Renewable protein-based monomer for thermosets: a case study on phthalonitrile resin

Abstract

Further enriching the source of bio-based raw materials for thermosets is of significant importance in the current development context. In this paper, we synthesized a novel bio-based phthalonitrile monomer derived from L-tyrosine to verify the feasibility of a bio-based L-tyrosine molecular design platform for thermosets, and to prove that the L-tyrosine building-block can confer high performance. The biomass content of L-tyrosine-based phthalonitrile monomer reaches 56%, higher than other bio-based phthalonitrile resins.
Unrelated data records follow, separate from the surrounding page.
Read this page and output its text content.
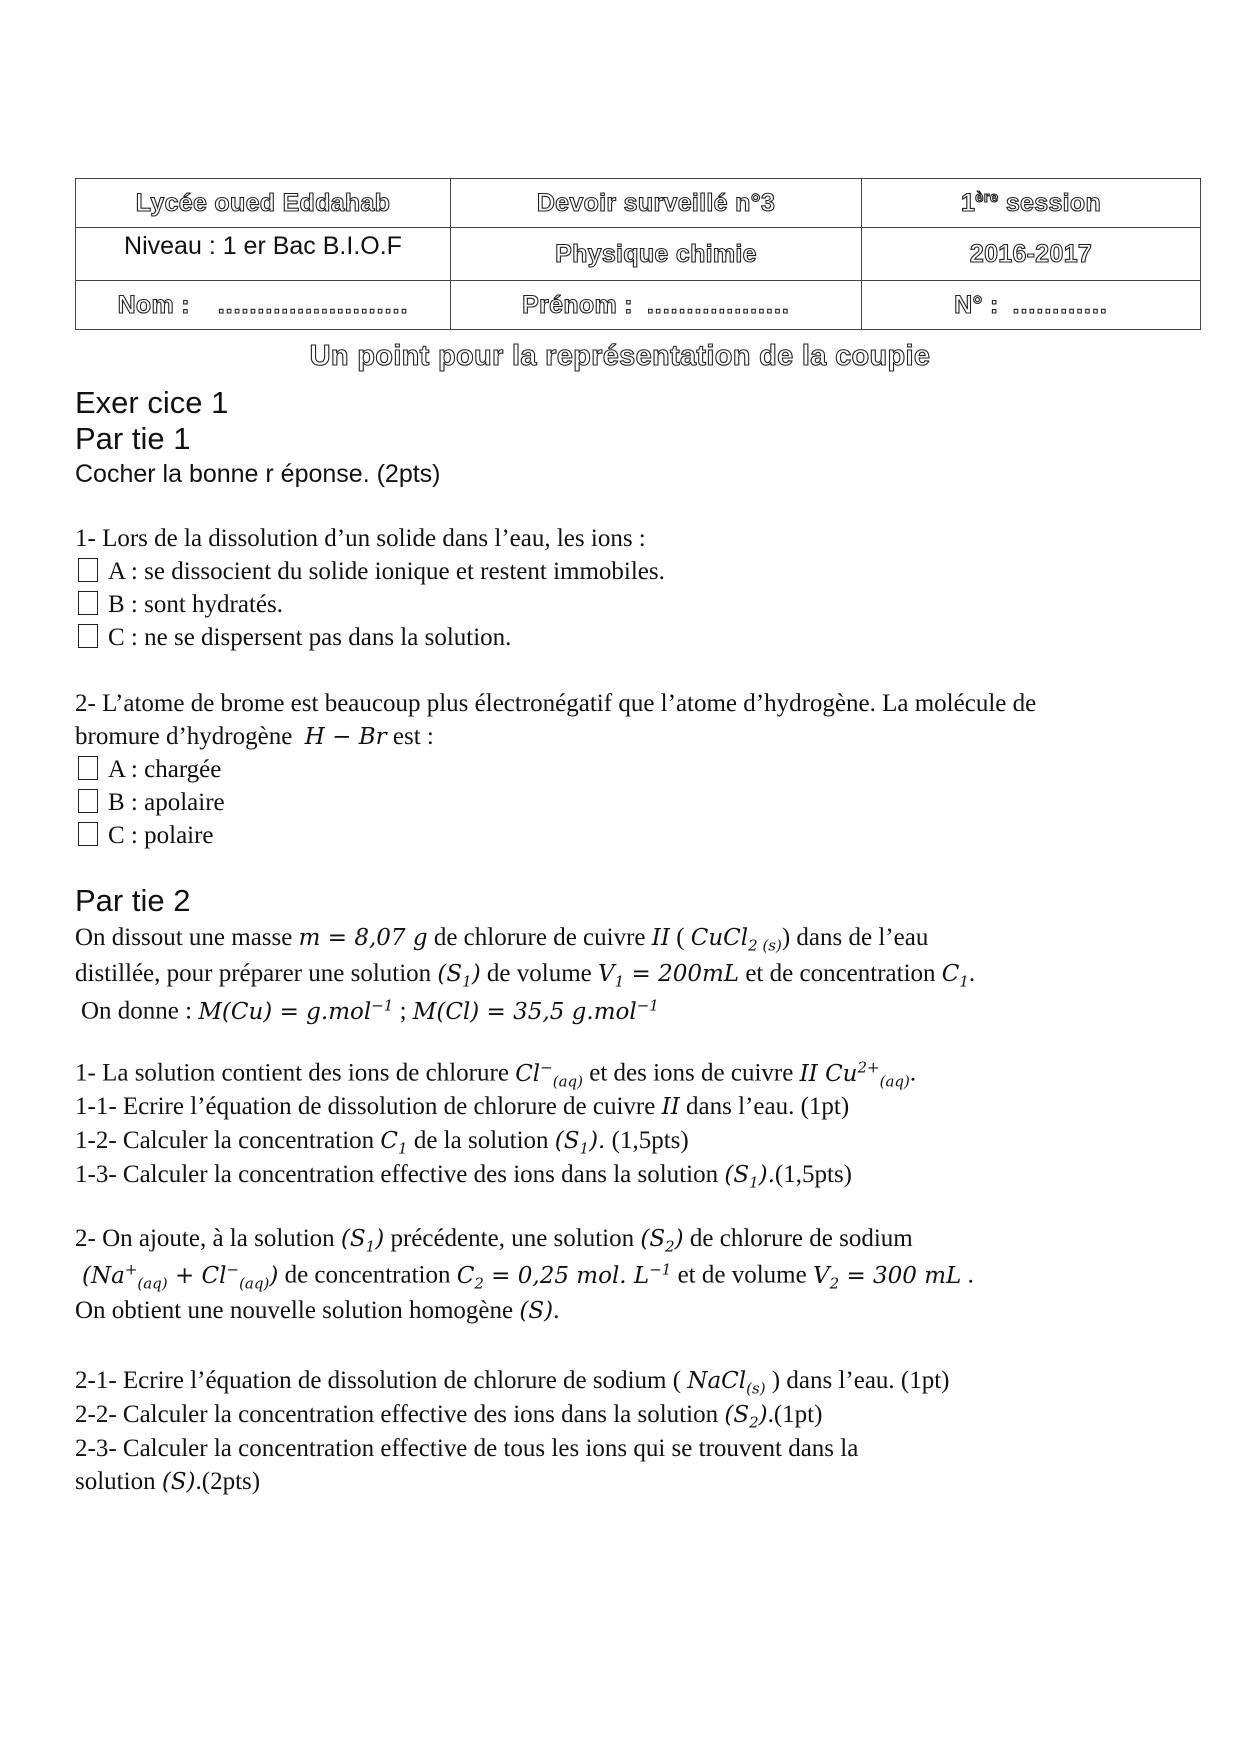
Lycée oued Eddahab	Devoir surveillé n°3	1ère session
Niveau : 1 er Bac B.I.O.F	Physique chimie	2016-2017
Nom : ........................	Prénom : ..................	N° : ............
Un point pour la représentation de la coupie
Exer cice 1
Par tie 1
Cocher la bonne r éponse. (2pts)
1- Lors de la dissolution d’un solide dans l’eau, les ions :
A : se dissocient du solide ionique et restent immobiles.
B : sont hydratés.
C : ne se dispersent pas dans la solution.
2- L’atome de brome est beaucoup plus électronégatif que l’atome d’hydrogène. La molécule de
bromure d’hydrogène H − Br est :
A : chargée
B : apolaire
C : polaire
Par tie 2
On dissout une masse m = 8,07 g de chlorure de cuivre II ( CuCl$_{2 (s)}$) dans de l’eau
distillée, pour préparer une solution $(S_1)$ de volume $V_1 = 200mL$ et de concentration $C_1$.
On donne : M(Cu) = g.mol$^{-1}$ ; M(Cl) = 35,5 g.mol$^{-1}$
1- La solution contient des ions de chlorure $Cl^-_{(aq)}$ et des ions de cuivre II $Cu^{2+}_{(aq)}$.
1-1- Ecrire l’équation de dissolution de chlorure de cuivre II dans l’eau. (1pt)
1-2- Calculer la concentration $C_1$ de la solution $(S_1)$. (1,5pts)
1-3- Calculer la concentration effective des ions dans la solution $(S_1).(1,5pts)$
2- On ajoute, à la solution $(S_1)$ précédente, une solution $(S_2)$ de chlorure de sodium
$(Na^+_{(aq)} + Cl^-_{(aq)})$ de concentration $C_2 = 0,25$ mol. $L^{-1}$ et de volume $V_2 = 300$ mL .
On obtient une nouvelle solution homogène (S).
2-1- Ecrire l’équation de dissolution de chlorure de sodium ( NaCl$_{(s)}$ ) dans l’eau. (1pt)
2-2- Calculer la concentration effective des ions dans la solution $(S_2).(1pt)$
2-3- Calculer la concentration effective de tous les ions qui se trouvent dans la
solution (S).(2pts)
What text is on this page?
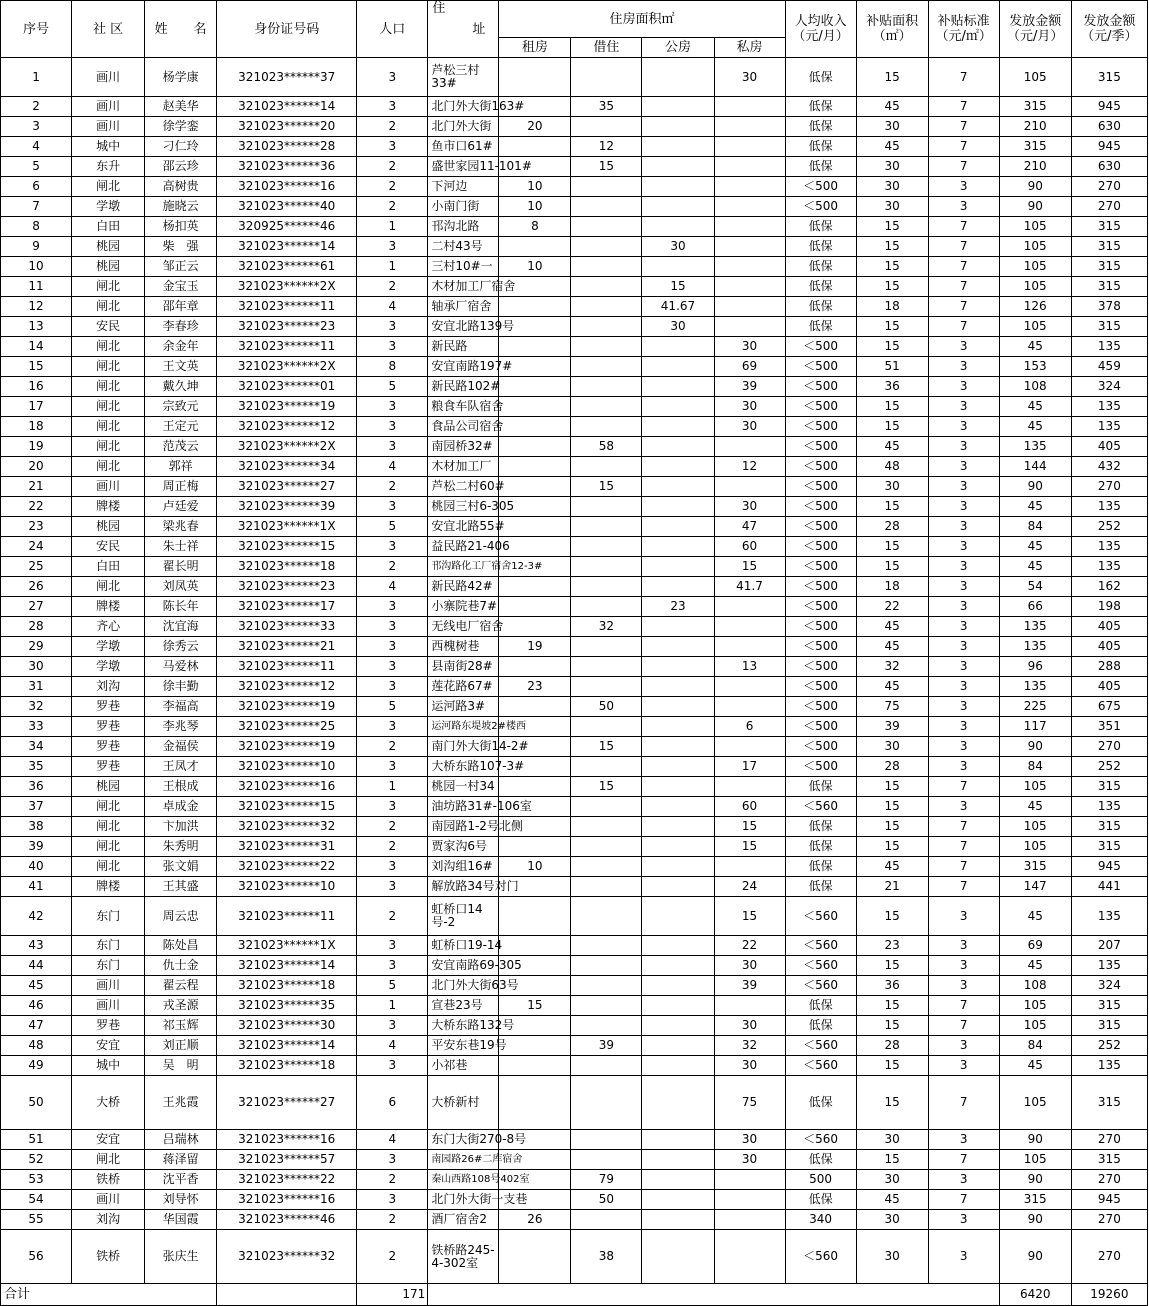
序号	社 区	姓　　名	身份证号码	人口	住
址	住房面积㎡				人均收入（元/月）	补贴面积（㎡）	补贴标准（元/㎡）	发放金额（元/月）	发放金额（元/季）
						租房	借住	公房	私房					
1	画川	杨学康	321023******37	3	芦松三村33#				30	低保	15	7	105	315
2	画川	赵美华	321023******14	3	北门外大街163#		35			低保	45	7	315	945
3	画川	徐学銮	321023******20	2	北门外大街	20				低保	30	7	210	630
4	城中	刁仁玲	321023******28	3	鱼市口61#		12			低保	45	7	315	945
5	东升	邵云珍	321023******36	2	盛世家园11-101#		15			低保	30	7	210	630
6	闸北	高树贵	321023******16	2	下河边	10				＜500	30	3	90	270
7	学墩	施晓云	321023******40	2	小南门街	10				＜500	30	3	90	270
8	白田	杨扣英	320925******46	1	邗沟北路	8				低保	15	7	105	315
9	桃园	柴　强	321023******14	3	二村43号			30		低保	15	7	105	315
10	桃园	邹正云	321023******61	1	三村10#一	10				低保	15	7	105	315
11	闸北	金宝玉	321023******2X	2	木材加工厂宿舍			15		低保	15	7	105	315
12	闸北	邵年章	321023******11	4	轴承厂宿舍			41.67		低保	18	7	126	378
13	安民	李春珍	321023******23	3	安宜北路139号			30		低保	15	7	105	315
14	闸北	余金年	321023******11	3	新民路				30	＜500	15	3	45	135
15	闸北	王文英	321023******2X	8	安宜南路197#				69	＜500	51	3	153	459
16	闸北	戴久坤	321023******01	5	新民路102#				39	＜500	36	3	108	324
17	闸北	宗致元	321023******19	3	粮食车队宿舍				30	＜500	15	3	45	135
18	闸北	王定元	321023******12	3	食品公司宿舍				30	＜500	15	3	45	135
19	闸北	范茂云	321023******2X	3	南园桥32#		58			＜500	45	3	135	405
20	闸北	郭祥	321023******34	4	木材加工厂				12	＜500	48	3	144	432
21	画川	周正梅	321023******27	2	芦松二村60#		15			＜500	30	3	90	270
22	牌楼	卢廷爱	321023******39	3	桃园三村6-305				30	＜500	15	3	45	135
23	桃园	梁兆春	321023******1X	5	安宜北路55#				47	＜500	28	3	84	252
24	安民	朱士祥	321023******15	3	益民路21-406				60	＜500	15	3	45	135
25	白田	翟长明	321023******18	2	邗沟路化工厂宿舍12-3#				15	＜500	15	3	45	135
26	闸北	刘凤英	321023******23	4	新民路42#				41.7	＜500	18	3	54	162
27	牌楼	陈长年	321023******17	3	小寨院巷7#			23		＜500	22	3	66	198
28	齐心	沈宜海	321023******33	3	无线电厂宿舍		32			＜500	45	3	135	405
29	学墩	徐秀云	321023******21	3	西槐树巷	19				＜500	45	3	135	405
30	学墩	马爱林	321023******11	3	县南街28#				13	＜500	32	3	96	288
31	刘沟	徐丰勤	321023******12	3	莲花路67#	23				＜500	45	3	135	405
32	罗巷	李福高	321023******19	5	运河路3#		50			＜500	75	3	225	675
33	罗巷	李兆琴	321023******25	3	运河路东堤坡2#楼西				6	＜500	39	3	117	351
34	罗巷	金福侯	321023******19	2	南门外大街14-2#		15			＜500	30	3	90	270
35	罗巷	王凤才	321023******10	3	大桥东路107-3#				17	＜500	28	3	84	252
36	桃园	王根成	321023******16	1	桃园一村34		15			低保	15	7	105	315
37	闸北	卓成金	321023******15	3	油坊路31#-106室				60	＜560	15	3	45	135
38	闸北	卞加洪	321023******32	2	南园路1-2号北侧				15	低保	15	7	105	315
39	闸北	朱秀明	321023******31	2	贾家沟6号				15	低保	15	7	105	315
40	闸北	张文娟	321023******22	3	刘沟组16#	10				低保	45	7	315	945
41	牌楼	王其盛	321023******10	3	解放路34号对门				24	低保	21	7	147	441
42	东门	周云忠	321023******11	2	虹桥口14号-2				15	＜560	15	3	45	135
43	东门	陈处昌	321023******1X	3	虹桥口19-14				22	＜560	23	3	69	207
44	东门	仇士金	321023******14	3	安宜南路69-305				30	＜560	15	3	45	135
45	画川	翟云程	321023******18	5	北门外大街63号				39	＜560	36	3	108	324
46	画川	戎圣源	321023******35	1	宣巷23号	15				低保	15	7	105	315
47	罗巷	祁玉辉	321023******30	3	大桥东路132号				30	低保	15	7	105	315
48	安宜	刘正顺	321023******14	4	平安东巷19号		39		32	＜560	28	3	84	252
49	城中	吴　明	321023******18	3	小祁巷				30	＜560	15	3	45	135
50	大桥	王兆霞	321023******27	6	大桥新村				75	低保	15	7	105	315
51	安宜	吕瑞林	321023******16	4	东门大街270-8号				30	＜560	30	3	90	270
52	闸北	蒋泽留	321023******57	3	南园路26#二库宿舍				30	低保	15	7	105	315
53	铁桥	沈平香	321023******22	2	秦山西路108号402室		79			500	30	3	90	270
54	画川	刘导怀	321023******16	3	北门外大街一支巷		50			低保	45	7	315	945
55	刘沟	华国霞	321023******46	2	酒厂宿舍2	26				340	30	3	90	270
56	铁桥	张庆生	321023******32	2	铁桥路245-4-302室		38			＜560	30	3	90	270
合计				171									6420	19260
The structure was confirmed by ¹H NMR, ¹³C NMR, Fourier-Transform Infrared Spectroscopy (FTIR) and elemental analyses. The curing behavior was investigated by FTIR spectra, differential scanning calorimetry (DSC) and in situ FTIR spectra. The processability was studied by rheological analysis. And a study of the curing kinetics of the TPN monomer was carried out by non-isothermal DSC. Finally, the physical properties of the cured polymer were evaluated by dynamic mechanical analysis (DMA) and thermogravimetric analysis (TGA). The results indicate that the phthalonitrile resin exhibited a high glass transition temperature (T_g) and excellent thermal properties compared with petroleum-based bisphenol A phthalonitrile resin. The results also demonstrate that introducing L-tyrosine into thermosets is feasible and can simultaneously impart excellent performances to the materials with relatively high level of biomass.